CAIRO: About 35 protestors gathered outside the German Embassy in Zamalek Tuesday to denounce the murder of Egyptian Marwa Al-Sherbini, who was stabbed to death on July 1 in a Dresden courtroom. People came to honor Al-Sherbini and demand action and accountability on the part of German and Egyptian authorities, as well as the international community.
In recent days some have questioned the efficacy of German security during the stabbing, the charge of manslaughter and a lack of strong official reaction on the part of the Egyptian government.
Many are upset with the lack of coverage in foreign media. Most see the shortcomings of this tragedy as the result of Islamophobia.
Following the funeral in Alexandria, which drew thousands on Monday, individuals came to vocalize these grievances. They assembled on a sidewalk of the Cairo sleepy street on which the embassy is situated.
Security forces were fully mobilized for the event and many reporters were in attendance The first to arrive was Mohamed Abdel Quddous. He arrived with a loudspeaker and Egyptian flag in each hand. Abdel Quddous explained that the protests were a continuation of those held in Alexandria the day before. He said that the German security men were negligent and deliberately did not intervene to protect her. Reporters and police outnumbered protestors for some time, but more people gradually arrived.
Meanwhile, it was business as usual at the embassy across the road. People waiting for visas and other consular services queued up and looked on at the demonstration. A group of about 35 men and women of all ages stood together holding signs and chanting. One sign read why was she killed? The content of their chanting varied widely. One man cried out what would Germany do if it had been a German woman? The women yelled in unison I will not get rid of my hijab. We need to take revenge for Marwa!
Some shouted who is the terrorist? The killer or the victim?
Foreign Minister Ahmed Aboul Gheit was the subject of sharp criticism, with protesters claiming he had done nothing to represent the interests of Al-Sherbini or Egypt. Some questioned whether Germany abridged the rights of non-citizens residing in their territory.
Recommendations for action included barring diplomatic relations with German, holding the trial in an international or foreign non-German court were among the most prevalent.
One protestor felt the Egyptian media s coverage of the murder was inadequate, while he lauded satellite television channels for their more comprehensive reporting.
Another young man discussed the intensive coverage that the death of President Hosni Mubarak’s grandson received this past spring and wondered aloud why the media hasn’t allotted similar time and coverage to Al-Sherbini’s.
The rally diverged from Al-Sherbini and her murder. Protesters began chanting their allegiance to Islam and the prophet Mohamed, shouting we are with Islam.

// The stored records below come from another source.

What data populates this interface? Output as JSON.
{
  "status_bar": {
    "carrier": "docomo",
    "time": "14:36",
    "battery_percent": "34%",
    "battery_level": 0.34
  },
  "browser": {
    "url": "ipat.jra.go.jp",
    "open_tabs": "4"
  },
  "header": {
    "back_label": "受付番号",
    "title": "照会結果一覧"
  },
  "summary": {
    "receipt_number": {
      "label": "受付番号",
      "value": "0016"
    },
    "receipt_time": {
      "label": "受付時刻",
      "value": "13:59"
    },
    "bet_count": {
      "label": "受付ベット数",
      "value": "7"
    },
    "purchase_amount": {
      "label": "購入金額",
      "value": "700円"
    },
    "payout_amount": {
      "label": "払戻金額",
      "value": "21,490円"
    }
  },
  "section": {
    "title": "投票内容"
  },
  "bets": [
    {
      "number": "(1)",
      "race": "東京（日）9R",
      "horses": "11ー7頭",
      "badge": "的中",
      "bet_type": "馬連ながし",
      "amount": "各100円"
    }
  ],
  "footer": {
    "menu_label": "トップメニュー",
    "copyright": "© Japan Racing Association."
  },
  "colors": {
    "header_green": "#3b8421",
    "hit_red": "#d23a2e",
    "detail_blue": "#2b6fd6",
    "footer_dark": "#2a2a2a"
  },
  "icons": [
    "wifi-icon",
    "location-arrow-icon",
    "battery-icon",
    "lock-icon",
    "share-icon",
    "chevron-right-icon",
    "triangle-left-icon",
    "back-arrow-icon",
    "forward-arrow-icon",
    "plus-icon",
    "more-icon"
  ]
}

Others criticized French President Nicolas Sarkozy s recent announcement about banning the burka in France.
Others called for more involvement on the President’s part.
One man demanded to know why Gamal Mubarak went to Cairo Airport to receive the Egyptian football squad after the arrived home from the Confederation Cup in South Africa – but had not been present for the return of Al-Sherbini s body at the airport Sunday night.
Other remarks verged on racism, with an older gentlemen harshly condemning the general German population who must look to Hitler and their history.
Away from the embassy, awareness about Al-Sherbini’s murder was mixed in Cairo on Tuesday. Some Egyptians that were interviewed knew nothing of her plight. In Dokki, Mohsen Abdel Mohsen, an accountant, said he felt the attack was a result of her hijab. But misinformation was common, with one individual believing Al-Sherbini had been shot to death, not stabbed.